Some are staying positive, saying that this will allow more people to experience the Forest’s magic. Others are hoping that fewer tickets available for each individual weekend will return a sense of intimacy that was lost as the festival grew to a 45,000 person event. More are making plans to spread their wings and fly away to festivals they feel haven’t become so corporate: Shambhala, Okeechobee, and Hulaween appeared most in online discussion.
One comment comparing the expansion to that of fake flower headband flooded, TMZ wonderland Coachella has stuck with me most. Coachella is my first festival love (first festival, period), and although it’s increasingly associated with a shallow stereotype, my doubts about the Coachella scene were washed away during the first of three days I spent frolicking through those polo fields with some of the most beautiful people—inside and out—I have ever had the pleasure of festing with.

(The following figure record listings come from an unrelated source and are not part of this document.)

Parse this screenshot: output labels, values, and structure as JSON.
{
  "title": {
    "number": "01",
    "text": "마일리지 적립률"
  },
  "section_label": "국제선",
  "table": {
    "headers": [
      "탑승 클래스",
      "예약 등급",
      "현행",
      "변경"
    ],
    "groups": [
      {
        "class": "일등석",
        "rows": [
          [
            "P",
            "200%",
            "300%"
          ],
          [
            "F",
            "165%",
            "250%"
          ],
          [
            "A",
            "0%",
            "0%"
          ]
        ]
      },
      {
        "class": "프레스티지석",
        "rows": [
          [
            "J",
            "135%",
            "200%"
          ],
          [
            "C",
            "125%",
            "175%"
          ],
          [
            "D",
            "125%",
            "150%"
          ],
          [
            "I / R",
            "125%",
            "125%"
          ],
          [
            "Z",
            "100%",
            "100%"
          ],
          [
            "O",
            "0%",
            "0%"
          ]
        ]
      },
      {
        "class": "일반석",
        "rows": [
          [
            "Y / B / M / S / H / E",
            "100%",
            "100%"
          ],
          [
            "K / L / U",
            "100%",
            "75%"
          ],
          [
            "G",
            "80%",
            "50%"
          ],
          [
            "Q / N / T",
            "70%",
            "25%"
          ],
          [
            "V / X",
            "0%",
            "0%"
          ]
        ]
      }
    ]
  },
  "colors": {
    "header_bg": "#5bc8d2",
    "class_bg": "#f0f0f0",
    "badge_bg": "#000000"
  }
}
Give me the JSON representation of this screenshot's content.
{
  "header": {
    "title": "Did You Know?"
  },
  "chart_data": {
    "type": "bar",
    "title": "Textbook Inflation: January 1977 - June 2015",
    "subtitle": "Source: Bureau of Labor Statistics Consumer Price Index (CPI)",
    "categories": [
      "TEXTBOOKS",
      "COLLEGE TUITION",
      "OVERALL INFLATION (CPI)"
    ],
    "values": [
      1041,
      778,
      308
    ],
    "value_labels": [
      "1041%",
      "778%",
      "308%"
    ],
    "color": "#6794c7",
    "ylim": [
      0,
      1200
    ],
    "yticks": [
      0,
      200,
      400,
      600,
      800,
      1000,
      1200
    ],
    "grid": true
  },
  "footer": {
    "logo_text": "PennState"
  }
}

Because for every Brandy Melville model wannabe who heads to the desert with the sole intention of seeing and being seen, there are more people who felt like they could keep going after seeing The Strokes play in 2011. There are more people who listen to Grouplove when they just need to scream about something, because they saw Hannah Hooper kill it in a bright blue unitard in 2012 when Grouplove’s name was almost too small to read. There are people who stuck with it until 2016, and knew that it was all worth it when The Chainsmokers brought on Third Eye Blind for “Jumper,” because they actually made us feel like they understood.
Two weekends of Electric Forest won’t ruin it, but it will change it. Change for rising artists means they’ll get another gig out of it, vendors selling hand-made wonders will get another chance to share what they’ve created, and the promoters will profit as they have been and always will. Change for us, perhaps, will mean blissful escapes from the real world won’t be as relieving when everyone we need around us for it to work can’t make it. When, heaven forbid, they give us two different lineups and we have to somehow figure out which one will satisfy our souls long enough to last another year. When we realize that our Forest home is changing, and that we are changing, and that we can’t make it stop.